The story, such as it is, follows the fallout of some idiot flunkies knocking over a mafia-run card game. Jackie Cogan (Pitt) is called in by the mysterious Dillon to dispose of the men who took the mob money. Cogan feels like he needs an additional hit man, Mickey (James Gandolfini), called in to help keep things clean because Cogan knows one of the targets.
The closest thing to a problem in Killing Them Softly arises when Cogan realizes his buddy Mickey is too drunk and spent to do anything requiring eyesight. The resolution? Cogan takes care of business himself.
There is no internal conflict within the characters. Zero. No second thoughts and no outward emotions, except of course the tears on the face of the guy getting his gizzard beat out. He’s upset. Otherwise it’s like watching a machine work. Pitt does a piercing job of being heartless. He is, once or twice, funny, which is a nice reprieve from the gloom of it all. Everyone else is one-note. Even James Gandolfini, usually pretty magnetic and compelling, makes you want to wash your hands of his misery and self-loathing. It is depressing.
The overreaching concept that hammers Killing Them Softly into an almost intolerable mess is the constant reel of the 2008 election audio and imagery. The director/writer, New Zealander Andrew Dominik, obviously does not care much for American politics and didn’t like the financial catastrophe that occurred around that time. Then again, who enjoys watching their retirement wash away almost overnight? As the financial bubble did burst, who wants to be reminded about it while watching what had appeared to be a gangster flick?
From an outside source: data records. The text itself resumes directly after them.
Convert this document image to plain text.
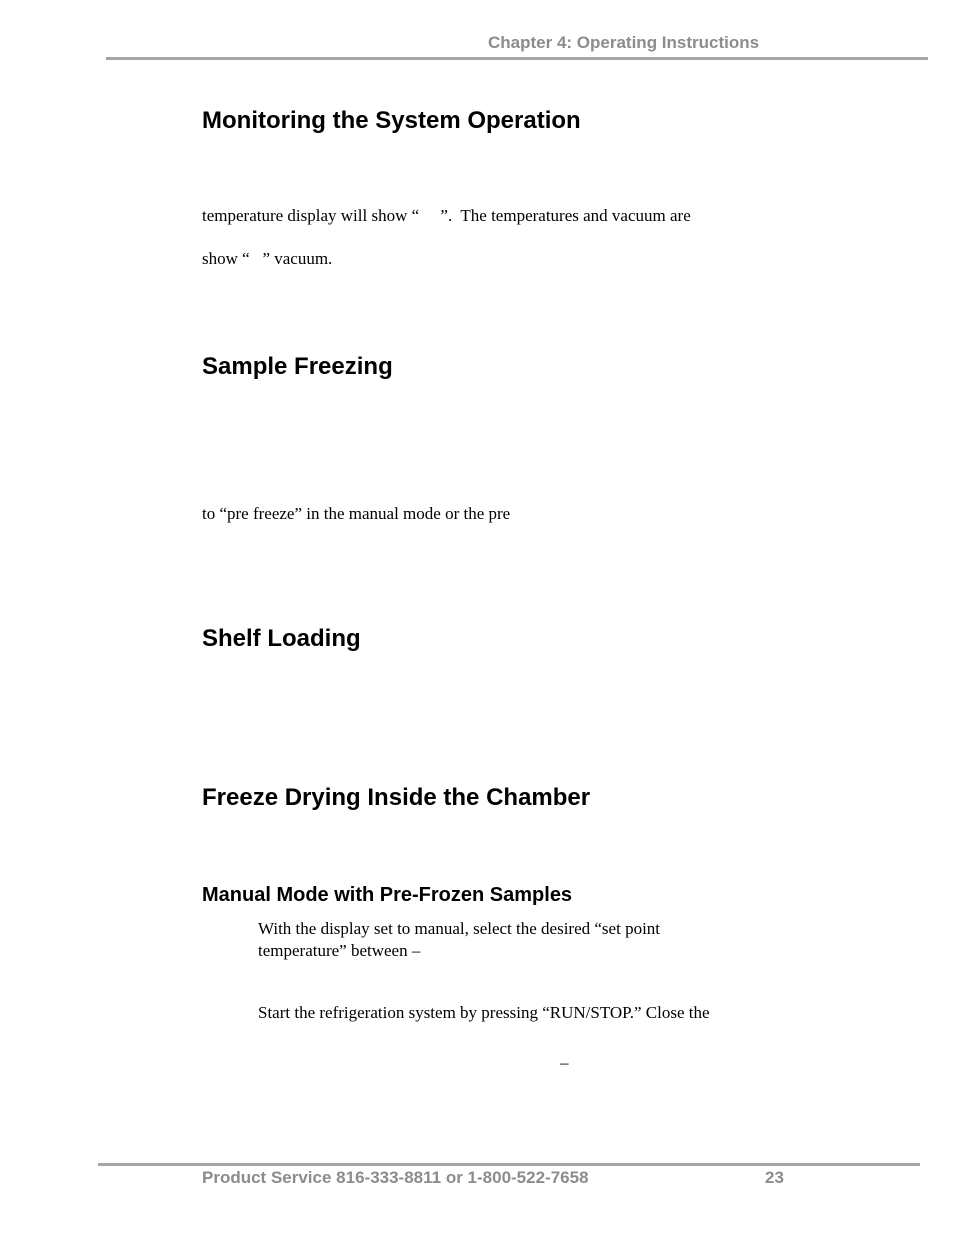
Chapter 4: Operating Instructions
Monitoring the System Operation
temperature display will show “     ”.  The temperatures and vacuum are
show “   ” vacuum.
Sample Freezing
to “pre freeze” in the manual mode or the pre
Shelf Loading
Freeze Drying Inside the Chamber
Manual Mode with Pre-Frozen Samples
With the display set to manual, select the desired “set point
temperature” between –
Start the refrigeration system by pressing “RUN/STOP.” Close the
–
Product Service 816-333-8811 or 1-800-522-7658	23
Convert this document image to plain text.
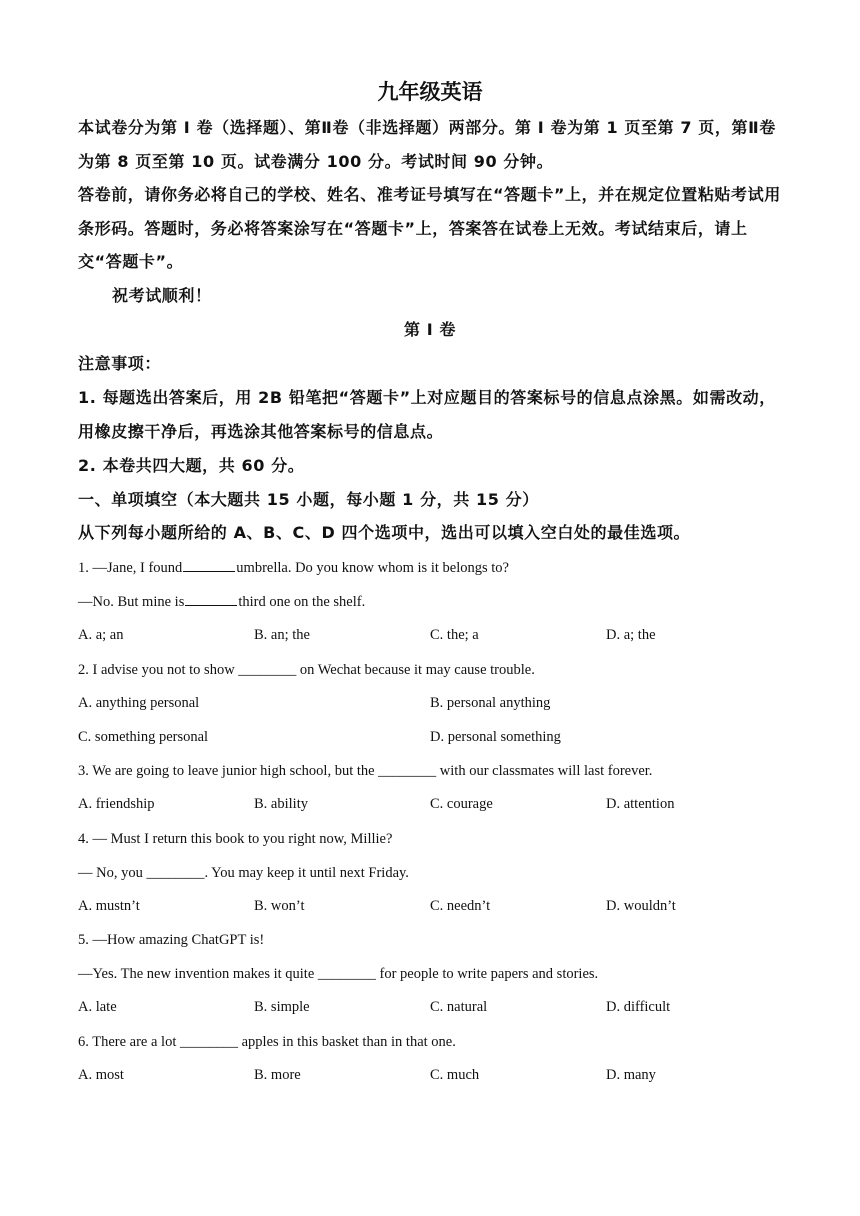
九年级英语
本试卷分为第 I 卷（选择题）、第Ⅱ卷（非选择题）两部分。第 I 卷为第 1 页至第 7 页，第Ⅱ卷为第 8 页至第 10 页。试卷满分 100 分。考试时间 90 分钟。
答卷前，请你务必将自己的学校、姓名、准考证号填写在“答题卡”上，并在规定位置粘贴考试用条形码。答题时，务必将答案涂写在“答题卡”上，答案答在试卷上无效。考试结束后，请上交“答题卡”。
祝考试顺利！
第 I 卷
注意事项：
1. 每题选出答案后，用 2B 铅笔把“答题卡”上对应题目的答案标号的信息点涂黑。如需改动，用橡皮擦干净后，再选涂其他答案标号的信息点。
2. 本卷共四大题，共 60 分。
一、单项填空（本大题共 15 小题，每小题 1 分，共 15 分）
从下列每小题所给的 A、B、C、D 四个选项中，选出可以填入空白处的最佳选项。
1. —Jane, I found	umbrella. Do you know whom is it belongs to?
—No. But mine is	third one on the shelf.
A. a; an	B. an; the	C. the; a	D. a; the
2. I advise you not to show ________ on Wechat because it may cause trouble.
A. anything personal	B. personal anything
C. something personal	D. personal something
3. We are going to leave junior high school, but the ________ with our classmates will last forever.
A. friendship	B. ability	C. courage	D. attention
4. — Must I return this book to you right now, Millie?
— No, you ________. You may keep it until next Friday.
A. mustn’t	B. won’t	C. needn’t	D. wouldn’t
5. —How amazing ChatGPT is!
—Yes. The new invention makes it quite ________ for people to write papers and stories.
A. late	B. simple	C. natural	D. difficult
6. There are a lot ________ apples in this basket than in that one.
A. most	B. more	C. much	D. many
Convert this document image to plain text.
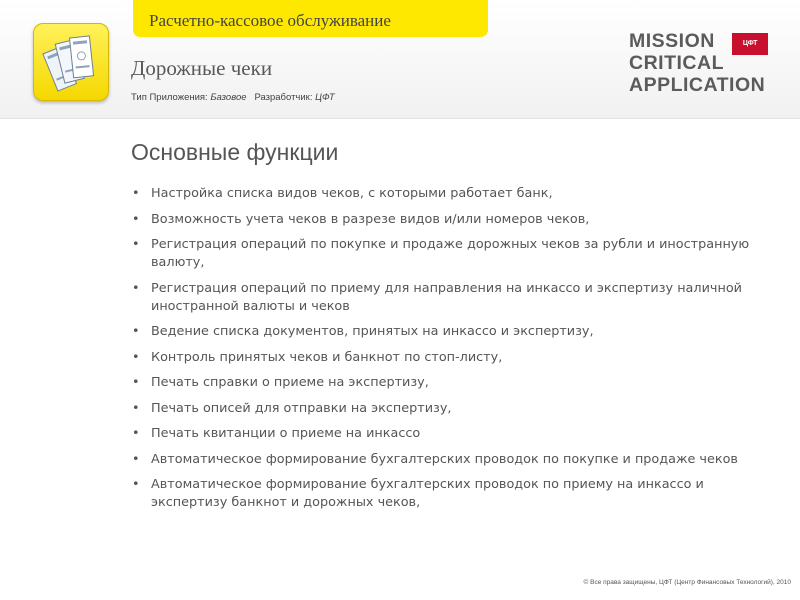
Расчетно-кассовое обслуживание
Дорожные чеки
Тип Приложения: Базовое Разработчик: ЦФТ
MISSION
CRITICAL
APPLICATION
ЦФТ
Основные функции
• Настройка списка видов чеков, с которыми работает банк,
• Возможность учета чеков в разрезе видов и/или номеров чеков,
• Регистрация операций по покупке и продаже дорожных чеков за рубли и иностранную валюту,
• Регистрация операций по приему для направления на инкассо и экспертизу наличной иностранной валюты и чеков
• Ведение списка документов, принятых на инкассо и экспертизу,
• Контроль принятых чеков и банкнот по стоп-листу,
• Печать справки о приеме на экспертизу,
• Печать описей для отправки на экспертизу,
• Печать квитанции о приеме на инкассо
• Автоматическое формирование бухгалтерских проводок по покупке и продаже чеков
• Автоматическое формирование бухгалтерских проводок по приему на инкассо и экспертизу банкнот и дорожных чеков,
© Все права защищены, ЦФТ (Центр Финансовых Технологий), 2010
I have read around that only ‘intellectuals’ will get this movie. Anyone with ears and a bank account can ‘get’ this movie. I believe Killing Them Softly started as a high concept film that evaporated and left us with a condensed, gummy mess of a commentary that strangled the mob movie.
What I am saying is please save your dollar bills for a nice bottle of wine or perhaps a gourmet treat. Killing Them Softly does nothing so nice for the audience.